Vivo a Milano da ottobre, mi sono trasferita qui da Alba per frequentare l’università in Bicocca. Quando mi sono messa a guardare gli annunci, inizialmente cercavo casa nella zona di Chinatown. Anche se fino a quando non sono arrivata in università avevo un’unica amica di origini cinesi – una ragazza che condivide la mia passione per la musica pop coreana e con cui ho iniziato a chattare in un forum perché avevamo in comune l’avatar di un cantante coreano – in mancanza dei miei mi avrebbe rassicurato vivere lì. Però non ho trovato niente che mi piacesse, e alla fine ho cambiato completamente zona. Sono nata in Piemonte, e quindi la scelta più ovvia sarebbe stata andare a studiare a Torino, ma non ho mai preso davvero in considerazione l’ipotesi di farlo. D’altra parte i miei quando avevano poco più di vent’anni hanno lasciato Rui’an (una città a sud di Shanghai) per stabilirsi in Italia e quindi non vedevo il motivo per cui io non avrei potuto spostarmi a più di sessanta chilometri da casa.

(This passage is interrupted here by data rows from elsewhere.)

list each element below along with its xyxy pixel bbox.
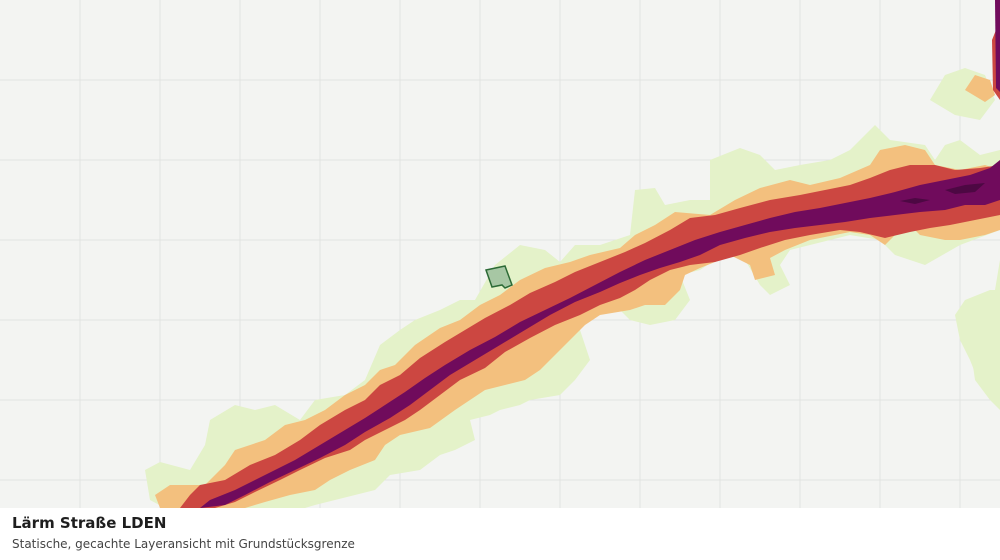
noise-band-lowest-patch xyxy=(955,290,1000,390)
map-caption: Lärm Straße LDEN Statische, gecachte Lay… xyxy=(0,508,1000,560)
layer-title: Lärm Straße LDEN xyxy=(12,514,167,532)
noise-band-highest xyxy=(945,183,985,194)
noise-band-high xyxy=(200,160,1000,508)
layer-subtitle: Statische, gecachte Layeransicht mit Gru… xyxy=(12,537,355,551)
noise-band-high-north xyxy=(995,0,1000,92)
noise-band-highest-core xyxy=(900,198,930,204)
map-grid xyxy=(0,0,1000,508)
parcel-boundary[interactable] xyxy=(485,265,513,289)
noise-band-low-patch xyxy=(965,75,995,102)
noise-band-mid xyxy=(180,165,1000,508)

Prima di venirci ad abitare, di Milano conoscevo solo via Sarpi e i suoi dintorni, perché i miei ad Alba hanno tre negozi e negli anni in cui lavoravo con loro li ho accompagnati un milione di volte a prendere la merce in quelle vie. Seguo i corsi e cerco di non perdermi una lezione perché so di essere qui, e di avere la possibilità di starci grazie alla fiducia e al sostegno dei miei genitori, per studiare e laurearmi nei tempi giusti, così da poter poi andare a fare la magistrale in Bocconi, come hanno fatto i miei cugini. Solo una volta che mi sono trasferita, ho scoperto che la mia coinquilina viene dallo stesso luogo da cui vengo io, anche se lei non è proprio di Alba ma di un paese nelle vicinanze. Nonostante ci sia lei, e nonostante abbia conosciuto altre persone in università, come tutti quelli che si trovano per la prima volta a vivere da soli ho avuto nostalgia di casa. E allora mi sono iscritta a un corso di cinese mandarino, perché capisco il dialetto della prefettura da cui viene la mia famiglia – lo Wenzhou – ma non lo parlo e non conosco per niente il cinese. Fino a che i miei avevano una gastronomia in centro, e io avevo sei o sette anni, andavamo spesso durante l’estate dai miei nonni, ma da quando hanno aperto i negozi di oggettistica cinese le cose sono cambiate e per tenerli aperti i miei fanno a turno, perciò vacanze tutti insieme non ne facciamo più e sono almeno sei anni che non vado in Cina. Non conoscere il cinese non mi permette di avere un dialogo con i miei nonni: ci capiamo lo stesso, ma non è come parlarsi. Si può dire che mi sono messa a studiarlo soprattutto per riuscire a capirli e a farmi capire.
Come ho detto, non conosco il cinese e, anzi, un po’ ci rimanevo male quando in negozio alcuni clienti mi salutavano con ni hao (che peraltro significa ‘ciao’ e dimostra una confidenza eccessiva, n.d.r.). Non riuscivo a non pensare che, per quanto a questa gente potesse sembrare incredibile, io molto spesso parlavo un italiano migliore del loro. Mia madre invece ci scherza e va oltre anche la maleducazione di quelli che entrano guardandoti dall’alto in basso solo perché sono in un negozio cinese. Io all’anagrafe sono Giulia, ho anche due nomi cinesi – Xiao Yu, che significa ‘piccola giada’ e Meng-Tong, che vuol dire ‘albero dei sogni’ – ma sui documenti – e ho la cittadinanza italiana – sono solo Giulia Mu. Così come mia sorella e mio fratello che, come dice sempre mia madre, porta un nome “da dottore”, anche se al momento sta solo pensando a cosa farà nel futuro.
Io ho fatto ragioneria – con buoni voti ma senza esagerare – e ho deciso di studiare Marketing proprio perché volevo stare nell’ambito economico e, se mi devo immaginare tra qualche anno, mi vedo in un ufficio, dietro un computer o magari a gestire un team di persone. Non penso mi occuperò delle attività dei miei genitori, e allo stesso tempo sono sicura di voler continuare a vivere in una grande città. Adesso non posso ancora permettermelo ma se dovessi scegliere dove trasferirmi, andrei all’Isola o in Garibaldi. Perché è la zona dei grattacieli e perché, come dicevo prima, anche se mi rendo conto che sia solo una fisima, vivrei vicina a Chinatown.